Among the potential predators are owls, hawks, minks and raccoons. And sometimes marsh wrens who, because they are apparently little psychos, like to poke holes in the eggs of any other songbirds nesting near them, including other marsh wrens. (There are no marsh wrens in the Keys.)
Fortunately, red-winged blackbirds, if the alarm goes out, will gang up – both males and females, often from different territories – and mob whatever or whoever they see as a threat. Including the occasional bald eagle.
The whole polygyny thing may seem bleakly patriarchal, but that’s not really the case. Female red-wings participate in a lot of EPCs, or extra-pair copulations, sometimes with males from neighboring territories, sometimes with males known as floaters – birds that have given up on their inferior territories, or periodically, birds that are just inclined to live as territory-less avian rolling stones.
Polygynous species often have a lower ratio of males to females, but the sex ratio is close to even for red-wings with, on average, nine males born for every 10 females. Between 6% and 18% percent of observed copulations are considered to be EPCs. Which doesn’t necessarily mathematically jibe with the near-even sex ratio.

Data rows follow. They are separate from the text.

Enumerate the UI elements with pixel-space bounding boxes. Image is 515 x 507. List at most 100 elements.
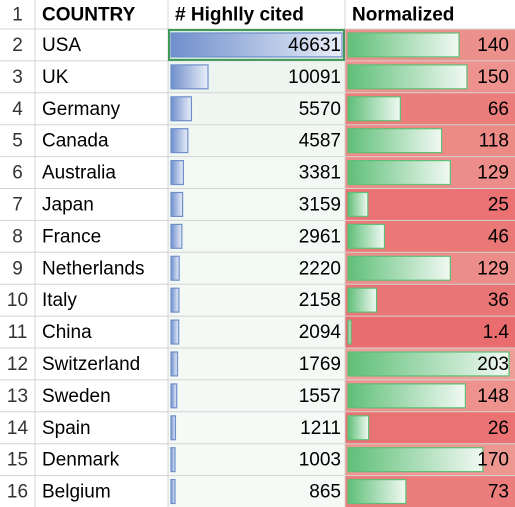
cited-count: 2094 bbox=[299, 322, 342, 343]
cell-bg bbox=[168, 156, 345, 189]
cited-count: 10091 bbox=[288, 67, 341, 88]
cell-bg bbox=[168, 316, 345, 348]
row-number: 16 bbox=[7, 482, 28, 503]
cited-count: 865 bbox=[309, 482, 341, 503]
normalized-value: 118 bbox=[479, 131, 509, 152]
row-number: 3 bbox=[12, 67, 23, 88]
cited-count: 1769 bbox=[299, 354, 341, 375]
data-bar bbox=[170, 351, 179, 377]
row-number: 4 bbox=[12, 99, 23, 120]
country: Sweden bbox=[42, 386, 111, 407]
data-bar bbox=[347, 447, 484, 473]
row-number: 11 bbox=[8, 322, 28, 343]
cited-count: 2158 bbox=[299, 290, 341, 311]
row-number: 10 bbox=[7, 290, 28, 311]
data-bar bbox=[170, 447, 176, 473]
country: France bbox=[42, 226, 101, 247]
data-bar bbox=[170, 191, 184, 217]
cell-bg bbox=[345, 188, 515, 221]
data-bar bbox=[347, 96, 401, 122]
cited-count: 3381 bbox=[299, 163, 341, 184]
row-number: 8 bbox=[12, 226, 23, 247]
cited-count: 1211 bbox=[300, 418, 341, 439]
column-header: # Highlly cited bbox=[175, 5, 304, 26]
data-bar bbox=[347, 64, 468, 90]
data-bar bbox=[170, 255, 180, 281]
country: Belgium bbox=[42, 482, 111, 503]
country: Spain bbox=[42, 418, 91, 439]
row-number: 6 bbox=[12, 163, 23, 184]
data-bar bbox=[347, 319, 352, 345]
country: Japan bbox=[42, 194, 94, 215]
cell-bg bbox=[168, 220, 345, 253]
cell-bg bbox=[345, 411, 515, 444]
normalized-value: 46 bbox=[488, 226, 509, 247]
country: Germany bbox=[42, 99, 121, 120]
cell-bg bbox=[168, 348, 345, 380]
data-bar bbox=[170, 319, 180, 345]
row-number: 15 bbox=[7, 450, 28, 471]
data-bar bbox=[170, 96, 193, 122]
normalized-value: 203 bbox=[477, 354, 509, 375]
cited-count: 5570 bbox=[299, 99, 341, 120]
cell-bg bbox=[168, 92, 345, 125]
cell-bg bbox=[168, 188, 345, 221]
country: Canada bbox=[42, 131, 109, 152]
data-bar bbox=[347, 160, 451, 186]
data-bar bbox=[170, 128, 189, 154]
data-bar bbox=[347, 32, 460, 58]
normalized-value: 26 bbox=[488, 418, 509, 439]
data-bar bbox=[347, 255, 451, 281]
data-bar bbox=[170, 479, 176, 505]
data-bar bbox=[170, 383, 178, 409]
normalized-value: 66 bbox=[488, 99, 509, 120]
data-bar bbox=[347, 191, 369, 217]
cited-count: 1003 bbox=[299, 450, 341, 471]
selected-cell bbox=[168, 29, 345, 61]
cell-bg bbox=[168, 124, 345, 157]
column-header: COUNTRY bbox=[42, 5, 136, 26]
row-number: 5 bbox=[12, 131, 23, 152]
cited-count: 46631 bbox=[288, 35, 341, 56]
normalized-value: 170 bbox=[477, 450, 509, 471]
country: Switzerland bbox=[42, 354, 140, 375]
column-header: Normalized bbox=[352, 5, 454, 26]
data-bar bbox=[170, 32, 343, 58]
cell-bg bbox=[168, 443, 345, 476]
data-bar bbox=[347, 479, 407, 505]
country: Denmark bbox=[42, 450, 120, 471]
normalized-value: 73 bbox=[488, 482, 509, 503]
normalized-value: 129 bbox=[477, 258, 509, 279]
cell-bg bbox=[168, 284, 345, 317]
cited-count: 2961 bbox=[299, 226, 341, 247]
row-number: 13 bbox=[7, 386, 28, 407]
country: USA bbox=[42, 35, 81, 56]
row-number: 14 bbox=[7, 418, 29, 439]
normalized-value: 1.4 bbox=[483, 322, 510, 343]
cell-bg bbox=[345, 316, 515, 348]
data-bar bbox=[170, 64, 209, 90]
normalized-value: 25 bbox=[488, 194, 509, 215]
row-number: 12 bbox=[7, 354, 28, 375]
cell-bg bbox=[168, 252, 345, 285]
country: Australia bbox=[42, 163, 116, 184]
country: Italy bbox=[42, 290, 77, 311]
normalized-value: 148 bbox=[477, 386, 509, 407]
cited-count: 2220 bbox=[299, 258, 341, 279]
row-number: 9 bbox=[12, 258, 23, 279]
data-bar bbox=[170, 287, 180, 313]
normalized-value: 140 bbox=[477, 35, 509, 56]
data-bar bbox=[347, 383, 466, 409]
data-bar bbox=[170, 160, 184, 186]
cell-bg bbox=[168, 475, 345, 507]
data-bar bbox=[347, 223, 386, 249]
data-bar bbox=[347, 415, 370, 441]
data-bar bbox=[170, 223, 183, 249]
data-bar bbox=[347, 351, 510, 377]
cell-bg bbox=[168, 411, 345, 444]
cited-count: 4587 bbox=[299, 131, 341, 152]
country: Netherlands bbox=[42, 258, 144, 279]
normalized-value: 150 bbox=[477, 67, 509, 88]
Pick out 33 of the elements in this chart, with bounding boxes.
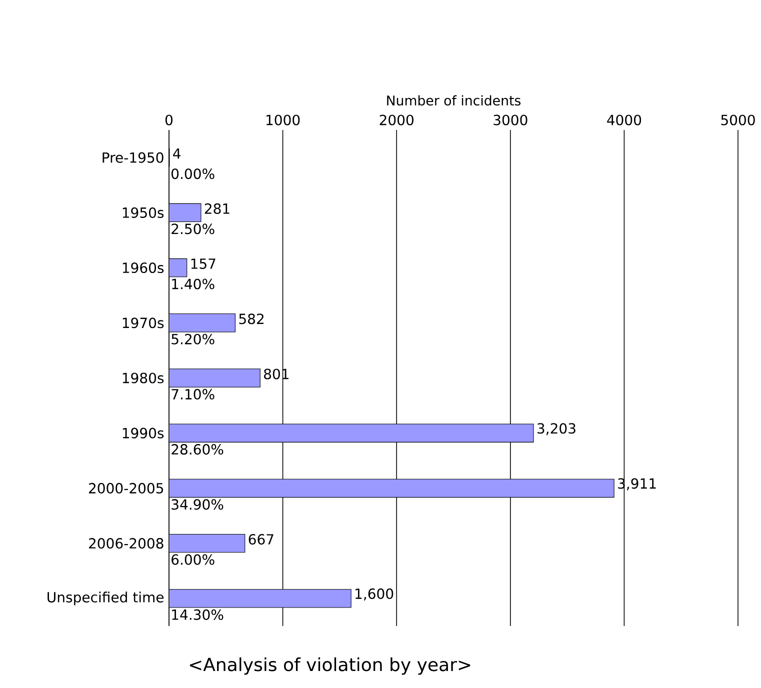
y-tick-label: 1970s (122, 318, 164, 328)
x-tick-label: 4000 (607, 114, 642, 126)
x-tick-label: 2000 (380, 114, 414, 126)
y-tick-label: 1960s (122, 262, 164, 274)
data-label: 582 (239, 314, 264, 324)
annotation: 5.20% (172, 334, 214, 344)
y-tick-label: 2006-2008 (89, 538, 164, 549)
annotation: 28.60% (172, 444, 224, 455)
annotation: 0.00% (172, 168, 214, 180)
y-tick-label: Pre-1950 (102, 152, 164, 163)
annotation: 7.10% (172, 388, 214, 400)
data-label: 4 (173, 148, 180, 159)
annotation: 34.90% (172, 499, 224, 510)
x-tick-label: 1000 (266, 114, 300, 126)
data-label: 281 (204, 203, 230, 214)
y-tick-label: 1990s (122, 428, 164, 438)
data-label: 157 (191, 258, 216, 269)
data-label: 3,203 (537, 423, 576, 436)
y-tick-label: 2000-2005 (89, 482, 164, 494)
x-axis-title: Number of incidents (387, 95, 521, 106)
y-tick-label: 1950s (122, 207, 164, 218)
annotation: 1.40% (172, 278, 214, 290)
x-tick-label: 5000 (721, 114, 755, 126)
x-tick-label: 3000 (494, 114, 528, 126)
x-tick-label: 0 (165, 114, 173, 126)
y-tick-label: 1980s (122, 372, 164, 384)
annotation: 6.00% (172, 554, 214, 565)
text: <Analysis of violation by year> (190, 657, 470, 675)
data-label: 667 (248, 534, 274, 545)
data-label: 1,600 (356, 588, 394, 600)
annotation: 2.50% (172, 224, 214, 234)
annotation: 14.30% (172, 609, 224, 620)
y-tick-label: Unspecified time (48, 592, 164, 606)
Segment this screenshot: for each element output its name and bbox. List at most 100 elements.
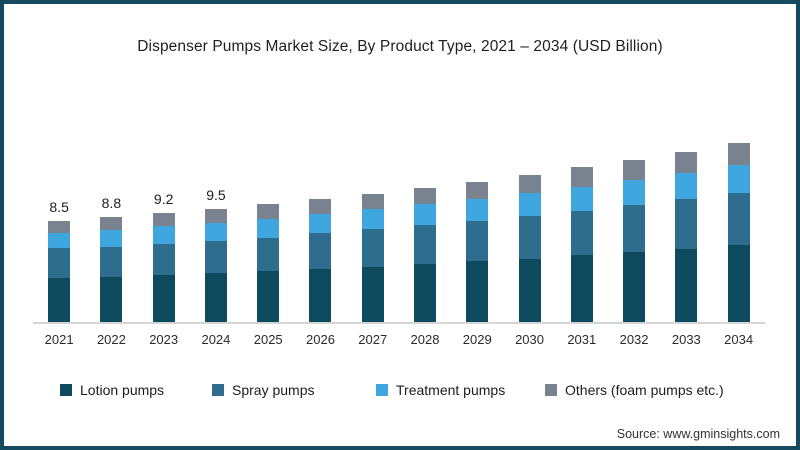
- legend-item-spray-pumps: Spray pumps: [212, 380, 314, 400]
- bar-segment-treatment-pumps: [570, 187, 593, 211]
- bar-segment-spray-pumps: [466, 220, 489, 262]
- bar-segment-lotion-pumps: [309, 269, 332, 322]
- bar-group-2026: [294, 94, 346, 322]
- bar-segment-lotion-pumps: [204, 273, 227, 322]
- bar-segment-lotion-pumps: [727, 245, 750, 322]
- bar-group-2031: [556, 94, 608, 322]
- bar-segment-treatment-pumps: [623, 180, 646, 206]
- bar-segment-treatment-pumps: [257, 219, 280, 238]
- bar-group-2027: [347, 94, 399, 322]
- bar-segment-others-foam-pumps-etc: [152, 212, 175, 227]
- bar-segment-lotion-pumps: [466, 261, 489, 322]
- bar-group-2022: 8.8: [85, 94, 137, 322]
- bar-segment-spray-pumps: [413, 225, 436, 265]
- bar-segment-others-foam-pumps-etc: [100, 217, 123, 231]
- bar-stack: [257, 204, 280, 322]
- bar-segment-others-foam-pumps-etc: [518, 174, 541, 193]
- bar-segment-spray-pumps: [48, 248, 71, 278]
- bar-segment-lotion-pumps: [48, 278, 71, 322]
- bar-segment-lotion-pumps: [413, 264, 436, 322]
- bar-segment-treatment-pumps: [518, 192, 541, 217]
- bar-value-label: 9.2: [153, 190, 174, 207]
- bar-segment-spray-pumps: [361, 229, 384, 267]
- bars-row: 8.5 8.8 9.2 9.5: [33, 94, 765, 322]
- bar-value-label: 8.8: [101, 195, 122, 212]
- bar-segment-lotion-pumps: [570, 255, 593, 322]
- bar-stack: [570, 167, 593, 322]
- x-tick-label-2034: 2034: [724, 332, 754, 347]
- bar-segment-lotion-pumps: [675, 248, 698, 322]
- bar-value-label: 9.5: [206, 186, 226, 203]
- bar-segment-spray-pumps: [204, 240, 227, 274]
- bar-stack: [152, 212, 175, 322]
- bar-segment-spray-pumps: [727, 193, 750, 246]
- bar-segment-spray-pumps: [623, 205, 646, 253]
- legend-item-others-foam-pumps-etc: Others (foam pumps etc.): [545, 380, 724, 400]
- bar-segment-spray-pumps: [675, 199, 698, 249]
- bar-segment-treatment-pumps: [100, 230, 123, 247]
- bar-stack: [100, 217, 123, 322]
- bar-segment-others-foam-pumps-etc: [623, 160, 646, 181]
- bar-stack: [518, 174, 541, 322]
- bar-group-2024: 9.5: [190, 94, 242, 322]
- bar-segment-others-foam-pumps-etc: [675, 151, 698, 174]
- bar-stack: [413, 187, 436, 322]
- bar-segment-spray-pumps: [257, 237, 280, 272]
- x-tick-label-2026: 2026: [306, 332, 335, 347]
- bar-segment-others-foam-pumps-etc: [309, 199, 332, 215]
- bar-group-2021: 8.5: [33, 94, 85, 322]
- x-tick-label-2023: 2023: [149, 332, 179, 347]
- x-tick-label-2022: 2022: [96, 332, 126, 347]
- x-axis-line: [33, 322, 765, 324]
- bar-stack: [48, 220, 71, 322]
- legend-swatch-icon: [545, 384, 557, 396]
- bar-group-2032: [608, 94, 660, 322]
- bar-segment-treatment-pumps: [466, 198, 489, 221]
- bar-segment-others-foam-pumps-etc: [466, 181, 489, 199]
- bar-group-2028: [399, 94, 451, 322]
- bar-segment-treatment-pumps: [675, 173, 698, 200]
- bar-segment-treatment-pumps: [309, 214, 332, 234]
- chart-title: Dispenser Pumps Market Size, By Product …: [137, 38, 663, 55]
- bar-segment-lotion-pumps: [257, 271, 280, 322]
- x-tick-label-2028: 2028: [410, 332, 440, 347]
- legend-item-lotion-pumps: Lotion pumps: [60, 380, 164, 400]
- bar-segment-others-foam-pumps-etc: [48, 220, 71, 233]
- legend-label: Others (foam pumps etc.): [565, 382, 724, 398]
- bar-segment-treatment-pumps: [413, 204, 436, 226]
- bar-segment-spray-pumps: [100, 246, 123, 277]
- x-tick-label-2021: 2021: [44, 332, 74, 347]
- bar-segment-spray-pumps: [518, 216, 541, 259]
- bar-segment-others-foam-pumps-etc: [204, 208, 227, 223]
- bar-segment-lotion-pumps: [100, 276, 123, 322]
- bar-segment-lotion-pumps: [361, 266, 384, 322]
- bar-segment-lotion-pumps: [152, 275, 175, 322]
- legend-swatch-icon: [60, 384, 72, 396]
- bar-segment-spray-pumps: [152, 243, 175, 275]
- bar-segment-others-foam-pumps-etc: [413, 187, 436, 205]
- legend-row: Lotion pumps Spray pumps Treatment pumps Ot…: [4, 380, 800, 400]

But genetic testing shows that up to 40% of chicks hatched come from EPCs. Meaning females may be more discreet and on the down-low than humans have been able to observe.
Red-winged blackbirds are pretty widely distributed across North America and Mexico, as well as the Bahamas and about half of Cuba. There are about 20 subspecies with one, Agelaius phoeniceus floridanus, living in the range of South Florida and the Keys.
Interestingly, the way you can distinguish it is the belly and throat of the female is whiter than the other subspecies.